2) Pensi che dirmi carino in questo caso mi renda contenta? No, affatto. La premura che usi in questo caso è falsa e a me non permette di capire. Preferisco che tu sia spietato, che mi dici quello che pensi. Però sta ben attento io posso ben accettare qualunque critica basta che sia costruttiva. In più se mi dici "Che schifo!" pretendo di sapere il perché. Non sono così presuntuosa da voler che le mie opere piacciano a tutti. Però se critichi solo per offendere, non va affatto bene.
3) Mi sa che questo caso è il peggiore di tutti! Spesso chi dice questo vede la vita in rosa.

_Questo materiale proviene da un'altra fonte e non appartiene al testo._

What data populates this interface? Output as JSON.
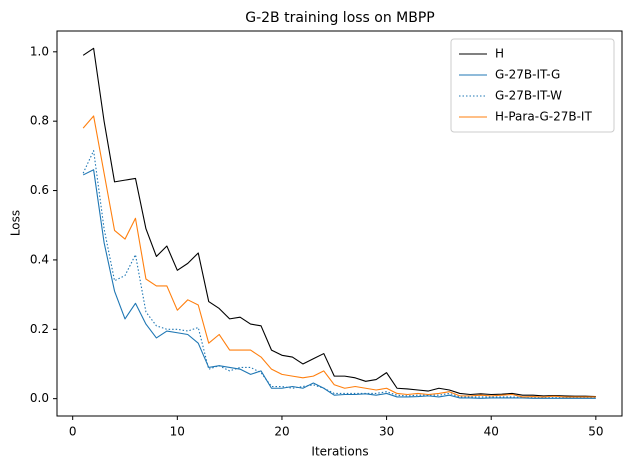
{
  "chart_data": {
    "type": "line",
    "title": "G-2B training loss on MBPP",
    "xlabel": "Iterations",
    "ylabel": "Loss",
    "xlim": [
      -1.5,
      52.5
    ],
    "ylim": [
      -0.05,
      1.06
    ],
    "xticks": [
      0,
      10,
      20,
      30,
      40,
      50
    ],
    "yticks": [
      0.0,
      0.2,
      0.4,
      0.6,
      0.8,
      1.0
    ],
    "xtick_labels": [
      "0",
      "10",
      "20",
      "30",
      "40",
      "50"
    ],
    "ytick_labels": [
      "0.0",
      "0.2",
      "0.4",
      "0.6",
      "0.8",
      "1.0"
    ],
    "grid": false,
    "legend_position": "top-right",
    "x": [
      1,
      2,
      3,
      4,
      5,
      6,
      7,
      8,
      9,
      10,
      11,
      12,
      13,
      14,
      15,
      16,
      17,
      18,
      19,
      20,
      21,
      22,
      23,
      24,
      25,
      26,
      27,
      28,
      29,
      30,
      31,
      32,
      33,
      34,
      35,
      36,
      37,
      38,
      39,
      40,
      41,
      42,
      43,
      44,
      45,
      46,
      47,
      48,
      49,
      50
    ],
    "series": [
      {
        "name": "H",
        "color": "#000000",
        "style": "solid",
        "values": [
          0.99,
          1.01,
          0.8,
          0.625,
          0.63,
          0.635,
          0.49,
          0.41,
          0.44,
          0.37,
          0.39,
          0.42,
          0.28,
          0.26,
          0.23,
          0.235,
          0.215,
          0.21,
          0.14,
          0.125,
          0.12,
          0.1,
          0.115,
          0.13,
          0.065,
          0.065,
          0.06,
          0.05,
          0.055,
          0.075,
          0.03,
          0.028,
          0.025,
          0.022,
          0.03,
          0.025,
          0.015,
          0.012,
          0.014,
          0.012,
          0.013,
          0.015,
          0.01,
          0.01,
          0.008,
          0.009,
          0.008,
          0.007,
          0.007,
          0.006
        ]
      },
      {
        "name": "G-27B-IT-G",
        "color": "#1f77b4",
        "style": "solid",
        "values": [
          0.645,
          0.66,
          0.45,
          0.31,
          0.23,
          0.275,
          0.215,
          0.175,
          0.195,
          0.19,
          0.185,
          0.16,
          0.09,
          0.095,
          0.09,
          0.085,
          0.07,
          0.08,
          0.03,
          0.03,
          0.035,
          0.03,
          0.045,
          0.03,
          0.01,
          0.012,
          0.012,
          0.014,
          0.01,
          0.015,
          0.005,
          0.005,
          0.006,
          0.008,
          0.005,
          0.01,
          0.002,
          0.002,
          0.001,
          0.002,
          0.002,
          0.002,
          0.002,
          0.001,
          0.001,
          0.001,
          0.001,
          0.001,
          0.001,
          0.001
        ]
      },
      {
        "name": "G-27B-IT-W",
        "color": "#1f77b4",
        "style": "dotted",
        "values": [
          0.65,
          0.715,
          0.49,
          0.34,
          0.355,
          0.415,
          0.25,
          0.21,
          0.2,
          0.2,
          0.195,
          0.205,
          0.085,
          0.095,
          0.08,
          0.09,
          0.09,
          0.075,
          0.035,
          0.035,
          0.03,
          0.035,
          0.04,
          0.03,
          0.015,
          0.015,
          0.015,
          0.015,
          0.015,
          0.02,
          0.01,
          0.008,
          0.01,
          0.01,
          0.01,
          0.015,
          0.005,
          0.005,
          0.005,
          0.005,
          0.005,
          0.005,
          0.003,
          0.003,
          0.003,
          0.003,
          0.003,
          0.003,
          0.003,
          0.003
        ]
      },
      {
        "name": "H-Para-G-27B-IT",
        "color": "#ff7f0e",
        "style": "solid",
        "values": [
          0.78,
          0.815,
          0.65,
          0.485,
          0.46,
          0.52,
          0.345,
          0.325,
          0.325,
          0.255,
          0.285,
          0.27,
          0.16,
          0.185,
          0.14,
          0.14,
          0.14,
          0.12,
          0.085,
          0.07,
          0.065,
          0.06,
          0.065,
          0.08,
          0.04,
          0.03,
          0.035,
          0.03,
          0.025,
          0.03,
          0.015,
          0.012,
          0.015,
          0.012,
          0.015,
          0.02,
          0.008,
          0.008,
          0.01,
          0.008,
          0.01,
          0.012,
          0.005,
          0.006,
          0.005,
          0.007,
          0.005,
          0.005,
          0.005,
          0.005
        ]
      }
    ]
  }
}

Forse vi sembrerò controcorrente, ma io della vita in rosa non ne voglio proprio sapere! La vita ha così tanti aspetti, così tante sfaccettature che vederla solo in rosa mi sembra quasi di insultarla. E poi magari un giorno mi sento di un colore e quello dopo di un altro. Perché mi devo sentire obbligata di essere rosa?
Ho quasi l'impressione che se la parola carino si estinguesse, la gente avrà fatica di andare avanti (Lo diceva anche Linus in una striscia dei Peanuts).
Benissimo, quello che volevo dire l'ho detto. Esco da questa atmosfera e mi connetto con voi. Non è che adesso sparo a chiunque mi dica carino e non mi sento una giustiziera però era una questione che sentivo di dire. A volte ci scordiamo il potere delle parole che hanno su di noi. Ogni parola ha il suo peso e parlare solo per modo di dire, solo per luoghi comuni è qualcosa che piano piano ci instupidisce. Però se avete da commentare non ditemi "Che post carino." Oppure fatelo però mi piacerebbe sapere di più cosa ne pensate. Quante volte dite carino? E in quali casi? Dite pure ciò che volete. Confido nella vostra maturità.